5月21日(水)
【ヴェージャ誌】ブラジル国内に、為替に左右されずに国際市場競争に耐えられる強力な産業地域がいくつかある―。その例は、バイアとペルナンブーコの州境にあるヴァーレ・ド・リオ・サン・フランシスコ。フルーツの輸出産業が盛んで昨年、九千万ドルの貿易収支を確保した。他国のフルーツ産業地域と比べればまだ低いが、過去五年間に生産規模が五倍に拡大している。ブラジルから輸出されたブドウやマンゴーの九〇%以上は、同地域の産物だった。
同地域は、米国ハーバード大学のマイケル・E・ポーター教授の提唱する「クラスター」だと言える。本来「ブドウの房」を意味するこの概念は、特定分野の関連企業、大学などの関連機関などが地域で競争しつつ協力して相乗効果を生み出す状態を指す。
ヴァーレは一九四八年から連邦政府から援助金を受けていたが、九〇年から予算見直しで少しずつカットされていった。だが同地域の企業家たちは、政府に援助金を請求することは一切せず、自らの資金で同地域の産業の発展を試みた。
企業家たちは、政府援助時代のかんがいを利用。北半球の農閑期を調べ、その期間にフルーツを収穫できるよう、同地域の小・零細企業支援サービス機関(Sebrae)やブラジル農牧研究公社(Embrapa)の協力を得た。同地域の産業資本は、九〇%以上が民間資本である。
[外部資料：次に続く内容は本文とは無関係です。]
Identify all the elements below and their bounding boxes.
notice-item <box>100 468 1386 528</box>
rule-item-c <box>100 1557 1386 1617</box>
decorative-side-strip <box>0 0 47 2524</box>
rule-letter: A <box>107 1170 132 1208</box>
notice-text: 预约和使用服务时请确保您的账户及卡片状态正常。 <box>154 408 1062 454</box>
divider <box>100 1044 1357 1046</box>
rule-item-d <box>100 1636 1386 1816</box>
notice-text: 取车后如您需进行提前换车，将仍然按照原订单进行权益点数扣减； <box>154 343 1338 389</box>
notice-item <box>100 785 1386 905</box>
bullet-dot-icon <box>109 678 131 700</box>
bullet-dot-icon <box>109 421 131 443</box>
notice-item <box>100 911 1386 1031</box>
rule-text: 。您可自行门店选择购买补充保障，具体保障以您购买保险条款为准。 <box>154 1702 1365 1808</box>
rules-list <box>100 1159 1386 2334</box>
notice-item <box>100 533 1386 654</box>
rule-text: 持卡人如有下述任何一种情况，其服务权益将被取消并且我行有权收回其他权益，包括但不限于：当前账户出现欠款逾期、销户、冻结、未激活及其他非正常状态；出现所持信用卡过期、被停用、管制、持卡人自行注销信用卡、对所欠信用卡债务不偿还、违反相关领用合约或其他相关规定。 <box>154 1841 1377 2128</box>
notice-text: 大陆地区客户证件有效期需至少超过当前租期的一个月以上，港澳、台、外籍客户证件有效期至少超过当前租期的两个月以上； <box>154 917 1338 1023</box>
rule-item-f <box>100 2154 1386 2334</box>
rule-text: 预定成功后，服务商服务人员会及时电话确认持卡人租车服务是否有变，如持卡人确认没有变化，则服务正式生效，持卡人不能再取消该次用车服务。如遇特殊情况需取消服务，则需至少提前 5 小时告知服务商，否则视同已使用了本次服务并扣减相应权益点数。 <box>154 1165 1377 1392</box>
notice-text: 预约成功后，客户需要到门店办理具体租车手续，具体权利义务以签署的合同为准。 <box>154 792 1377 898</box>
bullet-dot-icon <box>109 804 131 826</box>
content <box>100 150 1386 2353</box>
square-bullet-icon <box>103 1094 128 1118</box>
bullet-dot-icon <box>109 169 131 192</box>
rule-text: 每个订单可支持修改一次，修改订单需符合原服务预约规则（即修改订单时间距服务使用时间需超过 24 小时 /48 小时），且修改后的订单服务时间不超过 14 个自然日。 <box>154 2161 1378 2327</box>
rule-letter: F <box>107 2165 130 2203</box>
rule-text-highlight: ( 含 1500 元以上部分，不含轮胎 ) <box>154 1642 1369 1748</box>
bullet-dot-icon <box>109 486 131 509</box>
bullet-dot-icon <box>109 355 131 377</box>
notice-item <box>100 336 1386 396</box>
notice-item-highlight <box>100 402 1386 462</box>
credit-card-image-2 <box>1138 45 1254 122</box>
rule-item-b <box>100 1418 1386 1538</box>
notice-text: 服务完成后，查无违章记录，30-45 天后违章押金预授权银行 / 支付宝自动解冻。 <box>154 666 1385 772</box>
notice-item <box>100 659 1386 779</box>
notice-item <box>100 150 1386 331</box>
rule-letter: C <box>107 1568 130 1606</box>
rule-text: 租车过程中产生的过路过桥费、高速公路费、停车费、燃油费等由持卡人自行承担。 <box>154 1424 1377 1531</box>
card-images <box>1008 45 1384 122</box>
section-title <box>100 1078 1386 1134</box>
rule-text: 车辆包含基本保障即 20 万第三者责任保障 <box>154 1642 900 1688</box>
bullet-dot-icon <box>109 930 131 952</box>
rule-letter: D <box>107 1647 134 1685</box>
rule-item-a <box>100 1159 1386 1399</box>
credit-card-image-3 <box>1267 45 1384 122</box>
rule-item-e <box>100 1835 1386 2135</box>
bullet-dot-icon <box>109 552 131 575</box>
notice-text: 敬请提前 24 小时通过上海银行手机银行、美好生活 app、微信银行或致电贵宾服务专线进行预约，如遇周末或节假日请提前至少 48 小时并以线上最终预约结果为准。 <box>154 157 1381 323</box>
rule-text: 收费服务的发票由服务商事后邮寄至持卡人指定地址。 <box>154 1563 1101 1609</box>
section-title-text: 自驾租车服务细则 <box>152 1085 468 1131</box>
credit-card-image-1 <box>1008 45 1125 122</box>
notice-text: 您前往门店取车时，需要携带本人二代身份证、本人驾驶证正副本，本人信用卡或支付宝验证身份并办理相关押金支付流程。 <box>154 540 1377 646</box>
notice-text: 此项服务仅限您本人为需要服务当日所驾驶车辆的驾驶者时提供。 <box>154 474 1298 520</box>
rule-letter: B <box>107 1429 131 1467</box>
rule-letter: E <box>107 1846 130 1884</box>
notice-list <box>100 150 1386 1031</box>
クラスター理論の支持者であるマンテガ予算管理相は、「地域性を生かすことがこれから先数年間の政府の計画である」と言明。同地域のほかにも、リオ・グランデ・ド・スル州ノーヴォ・ハンブルゴの靴、サンタ・カタリーナ州ジョインヴィーレのソフトウェア、同州コンコルジアの農畜業、サンパウロ州ABC地帯の自動車、同州サンジョゼ・ドス・カンポスの飛行機、ゴイアス州リオ・ヴェルデの穀物・畜産、バイア州サルバドールの観光など、さまざまな産業地域がある。